What happens when you call a white guy out for this kind of behavior? LaTora Shae found out recently. Her white coworker decided that he “won’t even try [to pronounce her name]. All of those names sound the same anyway.”
Shae had just gotten promoted and she had to move to a new, primarily, white area in the office; she had no idea she had just sat down next to the “Mayonnaise Monster.” Shae’s new desk had a fancy new name plate, but despite this, the guy introduced himself as Evan, took one look at said name plate and promptly says, “what the f*ck does this say?” After taking pity and sounding out her name (luh-tor-uh), Evan looked confused and asked, “Laquisha?”

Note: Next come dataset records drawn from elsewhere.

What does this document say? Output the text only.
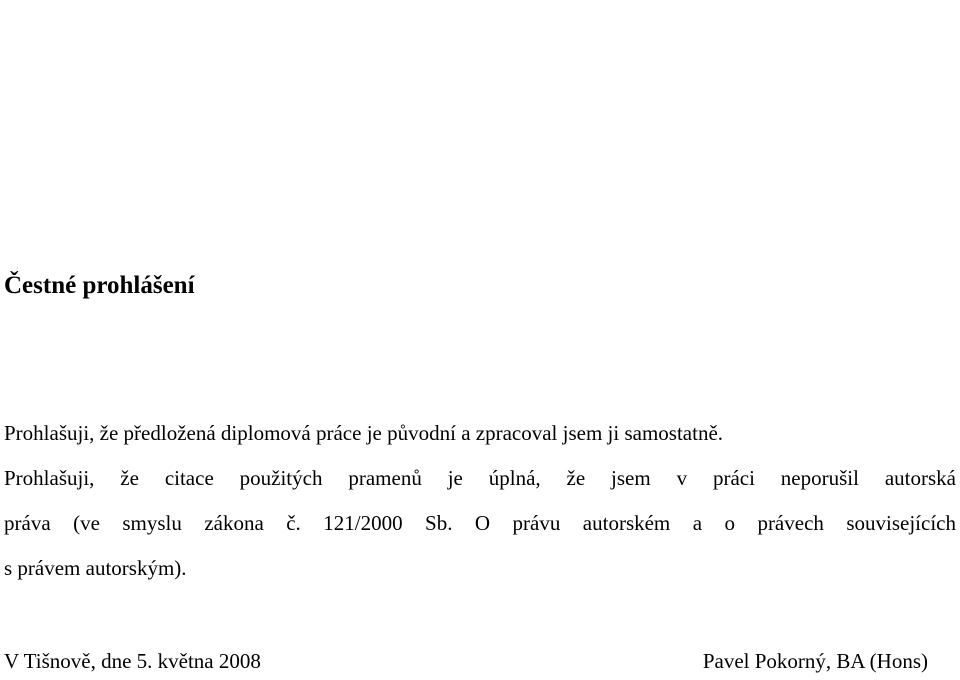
Čestné prohlášení

Prohlašuji, že předložená diplomová práce je původní a zpracoval jsem ji samostatně.

Prohlašuji, že citace použitých pramenů je úplná, že jsem v práci neporušil autorská

práva (ve smyslu zákona č. 121/2000 Sb. O právu autorském a o právech souvisejících

s právem autorským).

V Tišnově, dne 5. května 2008	Pavel Pokorný, BA (Hons)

That’s when Latora knew she had to give this guy a taste of his own medicine. After Evan laughed in her face, claiming that “You know, those hood black girl names. They all sound the same so I refuse to try,” she kept her cool and simply said, “yeah, I completely get I Todd.”
Now, Tora knew his name was Evan, and Evan knew she knew. But it didn’t stop there. The next six months of this guy’s life were spent dealing with the effects of his racism. In emails, to other coworkers, and to his face, Tora called Evan all of the “whitest white boi names” she could come up with. Other people around the office started catching on, and this guy is clearly pissed off about it. Eventually, Evan goes up to Latora’s desk and gets her attention by pronouncing her name correctly and asking her to stop. She looks him dead in the eye and responds, “You know what Steve? I’ll give it a try. I can’t promise anything. White names don’t come naturally to me.”
Evan here learned his lesson, but there are still so many people like him. People who refuse to pronounce names based simply on the culture they come from.
TLDR; All names should be treated with equal respect, even if you don’t recognize them.